Вам у нас понравится! — Мать выписали из больницы.
Врач сообщил, что требуется помощь на дому, минимум неделю.
Ты поедешь к ней завтра.
Алексей бросил телефон на диван и направился на кухню, мысленно закрыв для себя этот вопрос.
Он говорил так, словно сообщал о временном отключении воды или необходимости купить хлеб.
Ровным, спокойным голосом человека, который отдаёт приказ и не рассчитывает на возражения.
Для него всё уже было решено.
Ольга стояла у плиты.
Её рука с деревянной лопаткой застыла на полпути к сковороде, где на раскалённом масле шкворчал кусок свинины, покрываясь золотистой корочкой.
Запах жареного мяса с луком, который ещё мгновение назад казался уютным и домашним, вдруг стал удушающим и навязчивым.
Она не обернулась.
Её взгляд оставался обращённым к шипящему маслу, где лопались маленькие пузырьки, и она молчала.
Это молчание было ответом, но Алексей либо не понял его, либо не захотел понять. — Ты слышала? — он открыл холодильник и достал бутылку с минералкой.
Шумно открутив крышку, сделал несколько больших глотков. — В районе десяти часов поедешь.
Я тебя подвезу перед работой.
Он всё ещё не обращал на неё взгляда.
Он был уверен в её послушании, в том, что после короткой паузы, необходимой для осознания, она скажет привычное «хорошо».
Так было почти всегда.
Он принимал решения, она соглашалась.
Но лопатка в её руке так и осталась неподвижной. — Я не поеду, — произнесла она тихо, почти шепотом, но в звенящем от кухонного шума воздухе эти слова прозвучали словно удар молота по наковальне.

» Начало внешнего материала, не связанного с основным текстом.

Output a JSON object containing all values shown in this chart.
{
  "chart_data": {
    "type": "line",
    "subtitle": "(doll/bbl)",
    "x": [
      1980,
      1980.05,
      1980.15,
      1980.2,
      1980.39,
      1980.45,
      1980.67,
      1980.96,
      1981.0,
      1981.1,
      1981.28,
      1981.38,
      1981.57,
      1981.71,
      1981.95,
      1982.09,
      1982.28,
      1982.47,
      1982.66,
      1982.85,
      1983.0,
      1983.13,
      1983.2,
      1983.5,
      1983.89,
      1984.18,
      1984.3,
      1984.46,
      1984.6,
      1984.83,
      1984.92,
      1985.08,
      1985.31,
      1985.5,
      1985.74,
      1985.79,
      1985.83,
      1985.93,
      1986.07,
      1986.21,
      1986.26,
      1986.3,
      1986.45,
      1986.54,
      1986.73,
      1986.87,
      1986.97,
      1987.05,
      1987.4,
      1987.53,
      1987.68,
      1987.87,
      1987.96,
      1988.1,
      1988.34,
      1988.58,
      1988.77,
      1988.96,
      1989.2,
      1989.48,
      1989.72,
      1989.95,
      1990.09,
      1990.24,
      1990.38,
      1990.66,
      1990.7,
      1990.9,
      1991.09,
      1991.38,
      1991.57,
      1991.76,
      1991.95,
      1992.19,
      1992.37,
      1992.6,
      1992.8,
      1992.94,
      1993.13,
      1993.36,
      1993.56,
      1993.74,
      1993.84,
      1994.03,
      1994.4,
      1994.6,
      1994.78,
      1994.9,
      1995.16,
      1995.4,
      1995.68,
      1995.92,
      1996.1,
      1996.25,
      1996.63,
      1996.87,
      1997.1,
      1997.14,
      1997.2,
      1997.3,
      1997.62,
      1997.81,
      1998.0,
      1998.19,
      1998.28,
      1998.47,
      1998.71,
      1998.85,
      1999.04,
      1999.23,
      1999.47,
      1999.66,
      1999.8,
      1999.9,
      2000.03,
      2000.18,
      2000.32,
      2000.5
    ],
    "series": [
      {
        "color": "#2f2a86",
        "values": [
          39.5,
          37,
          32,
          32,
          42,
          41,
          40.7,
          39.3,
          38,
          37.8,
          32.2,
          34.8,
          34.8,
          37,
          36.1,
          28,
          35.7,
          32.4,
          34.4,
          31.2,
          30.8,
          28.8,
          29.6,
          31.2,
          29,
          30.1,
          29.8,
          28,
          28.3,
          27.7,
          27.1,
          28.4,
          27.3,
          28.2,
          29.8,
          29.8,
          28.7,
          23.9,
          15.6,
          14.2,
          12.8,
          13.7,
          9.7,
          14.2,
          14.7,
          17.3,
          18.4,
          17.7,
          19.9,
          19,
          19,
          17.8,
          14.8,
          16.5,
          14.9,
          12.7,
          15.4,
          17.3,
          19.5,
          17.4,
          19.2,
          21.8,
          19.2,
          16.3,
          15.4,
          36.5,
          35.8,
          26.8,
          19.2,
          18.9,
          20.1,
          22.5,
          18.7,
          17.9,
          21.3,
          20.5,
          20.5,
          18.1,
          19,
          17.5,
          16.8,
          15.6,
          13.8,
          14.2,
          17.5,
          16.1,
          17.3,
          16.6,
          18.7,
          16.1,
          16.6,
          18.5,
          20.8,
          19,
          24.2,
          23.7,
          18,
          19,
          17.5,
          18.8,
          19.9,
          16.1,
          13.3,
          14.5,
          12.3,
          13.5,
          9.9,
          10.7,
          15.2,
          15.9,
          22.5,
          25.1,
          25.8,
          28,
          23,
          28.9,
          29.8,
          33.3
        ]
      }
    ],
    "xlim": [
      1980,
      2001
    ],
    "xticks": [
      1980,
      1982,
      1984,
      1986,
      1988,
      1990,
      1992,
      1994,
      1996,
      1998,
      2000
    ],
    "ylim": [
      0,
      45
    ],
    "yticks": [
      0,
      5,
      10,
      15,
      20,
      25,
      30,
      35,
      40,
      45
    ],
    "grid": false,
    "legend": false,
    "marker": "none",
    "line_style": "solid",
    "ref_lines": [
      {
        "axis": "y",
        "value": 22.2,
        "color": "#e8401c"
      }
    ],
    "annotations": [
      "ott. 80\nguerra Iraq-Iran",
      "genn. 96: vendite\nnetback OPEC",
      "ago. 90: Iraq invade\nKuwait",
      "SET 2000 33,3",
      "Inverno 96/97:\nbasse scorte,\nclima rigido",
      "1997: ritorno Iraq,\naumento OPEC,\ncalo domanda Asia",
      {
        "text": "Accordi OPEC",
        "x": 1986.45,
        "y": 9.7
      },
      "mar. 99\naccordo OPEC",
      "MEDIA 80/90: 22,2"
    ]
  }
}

Алексей поперхнулся водой.
Медленно закрыв бутылку, он поставил её на стол с таким стуком, будто хотел разбить столешницу, и наконец повернулся к жене. — Что значит «не поедешь»? — переспросил он.
Это ещё не было гневом.
Это было настоящее, холодное изумление.
Будто стул вдруг перестал быть стулом, а стол — столом.
Он смотрел на неподвижную спину, и на лице у него медленно появлялось раздражение. — Ольга, я не понимаю.
Что за игры?
Моя мать больна.
Ей требуется помощь.
Он приблизился, сокращая дистанцию, вторгаясь в её личное пространство у плиты.
От него исходил запах улицы и дешёвых духов. — Именно, — голос Ольги стал твёрже, в нём прозвучал металл.
Она наконец повернулась.
Её лицо оставалось спокойным, а глаза смотрели холодно и отчуждённо. — Это твоя мать.
Которая десять лет при каждой нашей встрече старалась меня уничтожить.
Которая при твоих друзьях рассказывает, какую ошибку ты сделал, женившись на мне.
Когда она была здорова и сильна, я для неё была пустым местом, помехой, недоразумением.
А теперь, когда ей нужна сиделка, чтобы менять ей бельё и подавать утку, я вдруг стала нужна?
Нет.
Алексей покраснел.
Аргументы жены для него не имели никакого веса.
Он не видел в них смысла, воспринимая лишь бунт.
Прямое неповиновение. — Ты серьёзно?
Будешь вспоминать старые обиды, когда человеку плохо? — он взмахнул руками, выражая праведное негодование. — Не будь эгоисткой, Ольга!
Нужно проявить величие.
Прояви сострадание, наконец!
Это элементарная человечность!
Он говорил громко, напористо, пытаясь подавить её своим авторитетом, своей мужской правотой.
Он смотрел на неё свысока, и в его взгляде читался ультиматум.
Он не просил.
Он требовал.
Он ожидал, что она сломается, опустит глаза и признает свою неправоту.
Но она не сдавалась.
Она выдержала его взгляд, и на губах её появилась едва заметная горькая улыбка.
Увидев, что его давление не действует, Алексей сделал последний шаг.
Он приблизился ещё ближе, почти вплотную, и выплюнул ей в лицо слово, которое, по его мнению, должно было поставить её на место раз и навсегда. — Ты обязана.